A CGT considera que as soluções para o problema do financiamento passam primeiramente pelo desenvolvimento do emprego, uma política industrial e uma política salarial dinâmicas, dois aspectos que permitiriam uma partilha mais justa do valor agregado, entre o trabalho e o capital. A outra metade das necessidades de financiamento deve vir de novas fontes, com o aumento das taxas sobre os lucros financeiros das empresas.

L'Humanité: Acredita que é possível derrotar essa 'reforma', mesmo, especialmente, com esse cronograma?

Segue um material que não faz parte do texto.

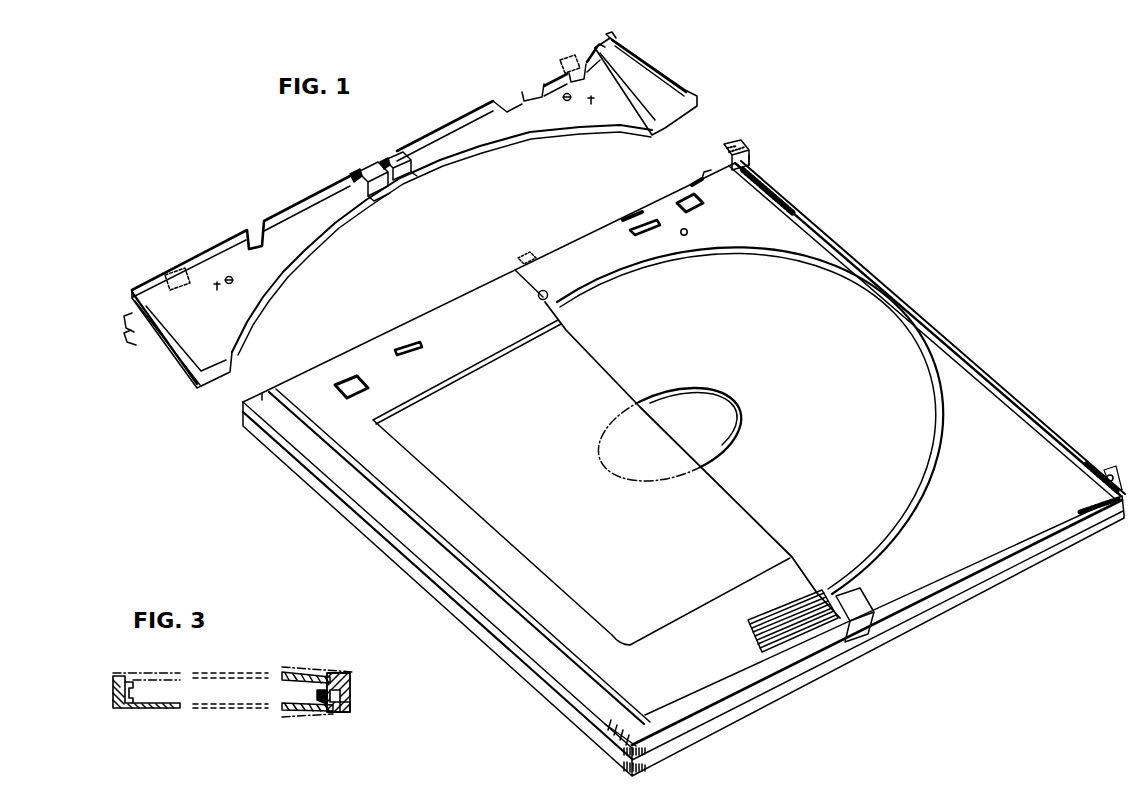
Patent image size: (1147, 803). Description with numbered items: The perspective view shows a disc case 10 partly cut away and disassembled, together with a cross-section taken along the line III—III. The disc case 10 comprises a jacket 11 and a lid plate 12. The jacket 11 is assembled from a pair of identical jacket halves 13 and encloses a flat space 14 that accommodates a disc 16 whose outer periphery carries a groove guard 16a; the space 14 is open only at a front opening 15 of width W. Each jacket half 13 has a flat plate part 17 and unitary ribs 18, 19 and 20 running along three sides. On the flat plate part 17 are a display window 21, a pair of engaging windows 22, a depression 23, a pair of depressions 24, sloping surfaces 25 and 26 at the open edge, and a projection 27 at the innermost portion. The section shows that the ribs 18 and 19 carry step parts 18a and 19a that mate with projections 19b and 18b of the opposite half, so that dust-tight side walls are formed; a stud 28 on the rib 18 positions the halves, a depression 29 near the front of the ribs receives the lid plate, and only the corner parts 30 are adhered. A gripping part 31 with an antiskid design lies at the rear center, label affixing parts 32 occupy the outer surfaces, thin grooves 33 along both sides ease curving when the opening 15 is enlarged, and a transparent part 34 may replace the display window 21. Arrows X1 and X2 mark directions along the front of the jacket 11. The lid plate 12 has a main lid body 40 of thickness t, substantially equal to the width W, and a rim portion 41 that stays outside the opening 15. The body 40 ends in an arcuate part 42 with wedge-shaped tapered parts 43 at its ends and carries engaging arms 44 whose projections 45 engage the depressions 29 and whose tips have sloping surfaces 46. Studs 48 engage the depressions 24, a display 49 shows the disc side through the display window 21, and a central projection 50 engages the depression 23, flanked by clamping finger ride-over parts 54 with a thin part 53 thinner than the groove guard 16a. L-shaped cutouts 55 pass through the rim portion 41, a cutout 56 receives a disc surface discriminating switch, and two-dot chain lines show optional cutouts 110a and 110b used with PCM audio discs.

In FIG. 1, the disc case 10 is at (770, 137).
In FIG. 1, the jacket 11 is at (478, 647).
In FIG. 1, the lid plate 12 is at (280, 212).
In FIG. 1, the jacket halves 13 is at (787, 676).
In FIG. 3, the jacket halves 13 is at (182, 708).
In FIG. 1, the flat cavity or space 14 is at (1000, 410).
In FIG. 1, the opening 15 is at (527, 258).
In FIG. 1, the disc 16 is at (923, 413).
In FIG. 1, the groove guard 16a is at (940, 477).
In FIG. 1, the flat plate part 17 is at (405, 498).
In FIG. 1, the rib 18 is at (423, 577).
In FIG. 3, the rib 18 is at (330, 712).
In FIG. 3, the step part 18a is at (113, 676).
In FIG. 3, the projection 18b is at (320, 702).
In FIG. 1, the rib 19 is at (442, 597).
In FIG. 3, the rib 19 is at (113, 706).
In FIG. 3, the step part 19a is at (145, 708).
In FIG. 3, the projection 19b is at (124, 692).
In FIG. 1, the rib 20 is at (973, 582).
In FIG. 1, the display window 21 is at (343, 380).
In FIG. 1, the engaging windows 22 is at (405, 345).
In FIG. 1, the depression 23 is at (553, 300).
In FIG. 1, the depressions 24 is at (685, 236).
In FIG. 1, the sloping surface 25 is at (624, 217).
In FIG. 1, the sloping surface 26 is at (695, 183).
In FIG. 1, the projection 27 is at (867, 597).
In FIG. 1, the stud 28 is at (730, 142).
In FIG. 1, the depression 29 is at (743, 165).
In FIG. 1, the corner parts 30 is at (778, 183).
In FIG. 1, the gripping part 31 is at (813, 630).
In FIG. 1, the label affixing parts 32 is at (477, 513).
In FIG. 1, the grooves 33 is at (627, 720).
In FIG. 1, the transparent part 34 is at (637, 473).
In FIG. 1, the main lid body 40 is at (483, 143).
In FIG. 1, the rim portion 41 is at (441, 130).
In FIG. 1, the arcuate part 42 is at (333, 238).
In FIG. 1, the tapered parts 43 is at (208, 388).
In FIG. 1, the engaging arms 44 is at (153, 358).
In FIG. 1, the projection 45 is at (128, 343).
In FIG. 1, the sloping surface 46 is at (127, 316).
In FIG. 1, the stud 48 is at (233, 280).
In FIG. 1, the display 49 is at (216, 290).
In FIG. 1, the projection 50 is at (377, 165).
In FIG. 1, the thin part 53 is at (412, 177).
In FIG. 1, the clamping finger ride-over parts 54 is at (355, 176).
In FIG. 1, the L-shaped cutouts 55 is at (240, 248).
In FIG. 1, the cutout 56 is at (570, 66).
In FIG. 1, the cutout 110a is at (178, 278).
In FIG. 1, the cutout 110b is at (563, 67).
In FIG. 1, the width of the opening W is at (540, 267).
In FIG. 1, the thickness of the main lid body t is at (528, 116).
In FIG. 1, the direction X1 is at (255, 490).
In FIG. 1, the direction X2 is at (290, 492).
In FIG. 1, the section line III— III is at (1103, 440).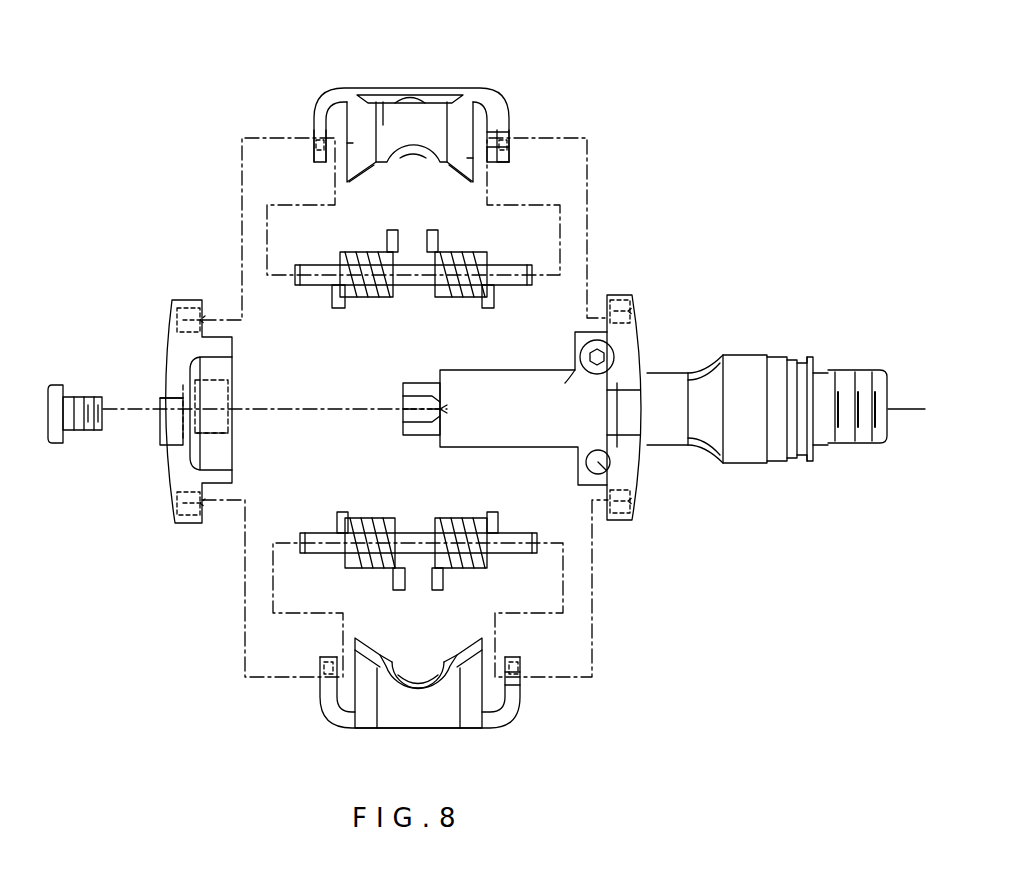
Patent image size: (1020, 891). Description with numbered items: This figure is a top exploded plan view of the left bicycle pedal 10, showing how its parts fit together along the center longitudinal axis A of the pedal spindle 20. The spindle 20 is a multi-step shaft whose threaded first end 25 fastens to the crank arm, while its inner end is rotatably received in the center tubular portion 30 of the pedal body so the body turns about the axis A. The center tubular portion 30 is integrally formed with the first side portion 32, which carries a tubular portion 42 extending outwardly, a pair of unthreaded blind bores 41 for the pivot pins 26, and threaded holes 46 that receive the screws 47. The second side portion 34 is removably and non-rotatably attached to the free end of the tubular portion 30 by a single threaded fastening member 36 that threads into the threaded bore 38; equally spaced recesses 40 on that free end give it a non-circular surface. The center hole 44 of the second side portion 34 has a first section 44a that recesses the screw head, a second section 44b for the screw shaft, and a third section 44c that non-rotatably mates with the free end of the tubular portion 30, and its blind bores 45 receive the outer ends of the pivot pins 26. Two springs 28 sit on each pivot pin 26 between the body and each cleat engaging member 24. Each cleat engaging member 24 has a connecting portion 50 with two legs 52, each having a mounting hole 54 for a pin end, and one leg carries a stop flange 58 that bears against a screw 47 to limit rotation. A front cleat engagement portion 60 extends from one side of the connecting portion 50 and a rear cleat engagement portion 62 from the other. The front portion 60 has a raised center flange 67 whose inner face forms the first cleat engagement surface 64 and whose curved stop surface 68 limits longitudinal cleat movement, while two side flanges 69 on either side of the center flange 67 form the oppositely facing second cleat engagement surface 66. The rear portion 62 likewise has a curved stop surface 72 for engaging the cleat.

Thibault: O governo joga com um método de pseudodiálogo e um gronograma ultracurto para anestesiar os assalariados. Não é uma novidade. E nem é um sinal de força: atesta que o poder sente claramente que não está a salvo de uma forte mobilização dos trabalhadores, que o obrigaria a mudar de ideia.

O cronograma apresentado com certeza é um problema para os líderes sindicais, já que o verão [no hemisfério norte] não é a época mais favorável a grandes demonstrações. Poré o fator decisivo será a convicção íntima de cada militante, de que nada está decidido.

Não se perde uma batalha assim de véspera. O presidente [Sarkozy] saiu enfraquecido das eleições regionais, que atestaram uma forte hostilidade à sua política econômica e social. Os assalariados não mudaram de ideia em dois meses sobre essa política. Direfentes pesquisas dfeitas desde então mostram que a desconfiança continua grande.

Quando se trata de aposentadoria, os assalariados têm muito mais confiança nos sindicatos que no governo e no Medef [a poderosa associação multipatronal francesa]. Por que eles se deixariam convencer agora da bondade das soluções pregadas há anos pelo Medef e que o governo se apressa a aplicar? Eis o motivo pelo qual eles continuam profundamente apegados ao direito de aposentadoria aos 60 anos.

Considero, portanto, que neste momento os sindicatos estão com as cartas nas mãos e podem abalar os planos governamentais. Basta que continuem e reforcem a agenda unitária que acordaram.